I've been having a good time looking at how TensorFlow incorporates Google technologies, and how some things (like the command-line helpers) seem to reflect Google's internal conventions for development. Taken together, the view of Google software practices via TensorFlow reminds me of the Hadleyverse.

Hadley Wickham

"The Hadleyverse" refers to the many packages that Hadley Wickham has created and contributed to, which largely replace, for proficient users, the standard functionality available in the R programming environment. Wickham more humbly allows the name "tidyverse" and indeed, tidiness is part of the philosophy of his packages.

In addition to just providing useful packages with better functionality and better APIs than the ones that come standard with R, the Hadleyverse includes a lot of "how-to" as well. Among Wickham's freely available books are Advanced R, which contains a style guide, and the R Packages book for package developers.

Wickham is exceptionally productive and has had a large influence in the R community. He's also very open, sharing and communicating freely with tons of people.

Google might be even more productive than Hadley, but Google doesn't always seem to share as much. So the TensorFlow project can seem like a window into that Googleverse. And like the Hadleyverse, there is code, but there is also philosophy and practices.

google

For one thing, the TensorFlow code is an example of a Python code-base that follows the Google Python style guide. (I'm primarily interested in the Python parts.)

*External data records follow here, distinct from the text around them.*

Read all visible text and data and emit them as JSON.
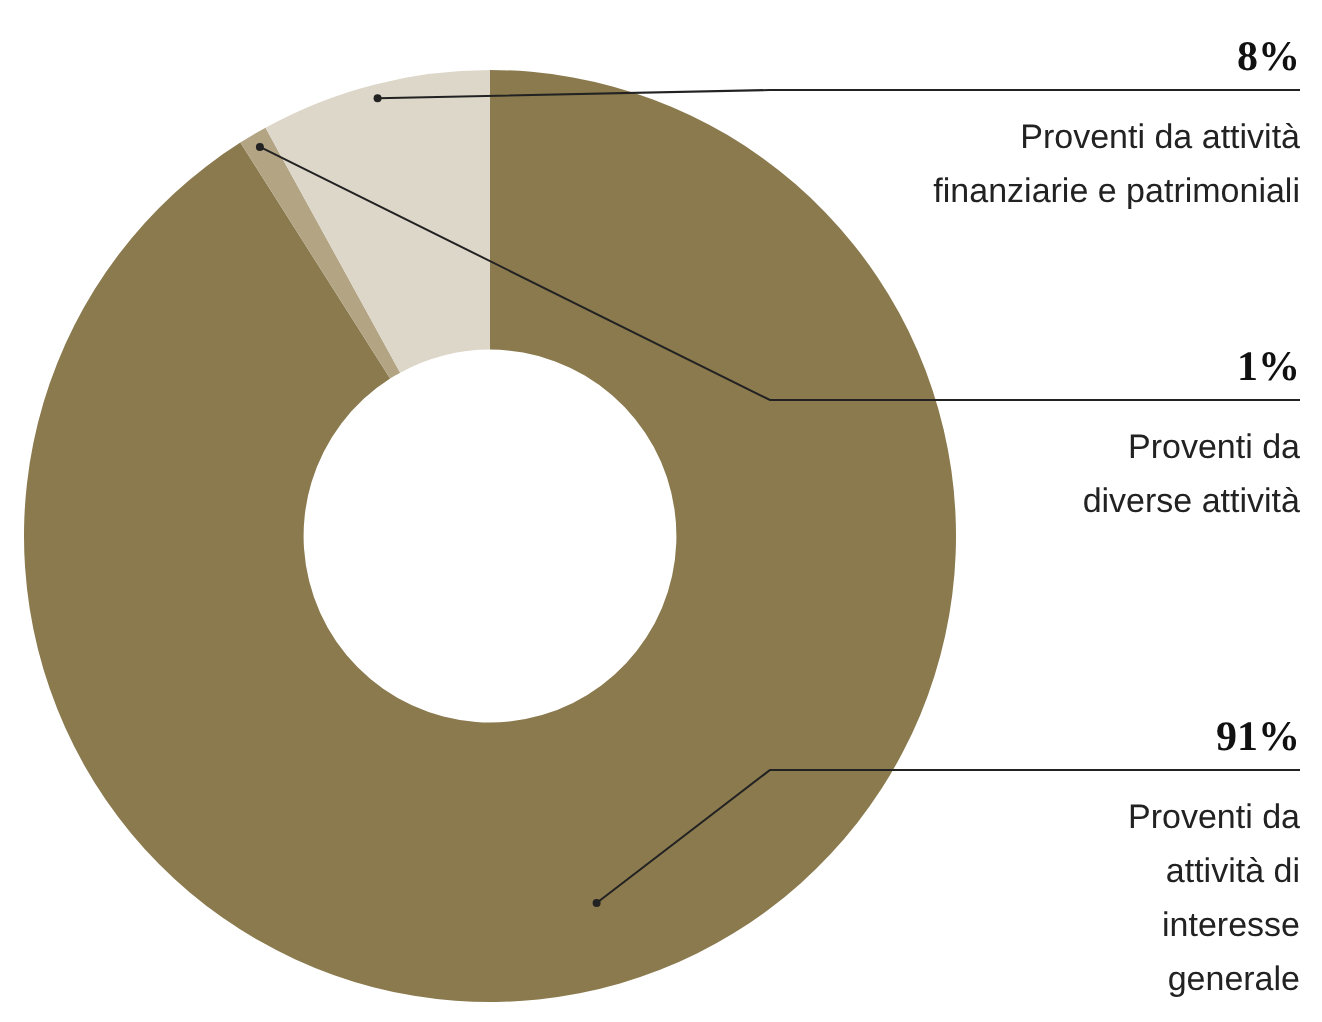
{
  "chart_data": {
    "type": "donut",
    "categories": [
      "Proventi da attività di interesse generale",
      "Proventi da diverse attività",
      "Proventi da attività finanziarie e patrimoniali"
    ],
    "values": [
      91,
      1,
      8
    ],
    "value_labels": [
      "91%",
      "1%",
      "8%"
    ],
    "colors": [
      "#8a7a4e",
      "#b3a584",
      "#ddd7c9"
    ],
    "legend": false
  }
}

Of course Python has the venerable PEP 8 style guide, and I tend to like the NumPy/SciPy documentation guide for docstrings. But looking at the TensorFlow code has nearly convinced me that their more concise argument documentation could be the way to go, for example.

I'm also impressed with the religious use of pylint, and even just the organization of unit tests.

In places you can see TensorFlow moving from Google-internal things to more standard Python things: gflags and apputils to argparse, testing.pybase.googletest to unittest.

Google also doesn't just use GitHub; they've got a bunch of cool extra automation and review processes set up. When a pull request is submitted, googlebot and tensorflow-jenkins spring into action. Contributors have to fill out a Contributor License Agreement (CLA) online, and an admin is pulled in for review and to have tests run for the pull request. After all approvals are in, the new code can go in to TensorFlow.

Oh and there's also tensorflower-gardener, which I speculate is some connection between GitHub and work that happens inside Google proper.

It's interesting to think about what aspects of the Googleverse should (and/or could) be adopted by developers outside Google.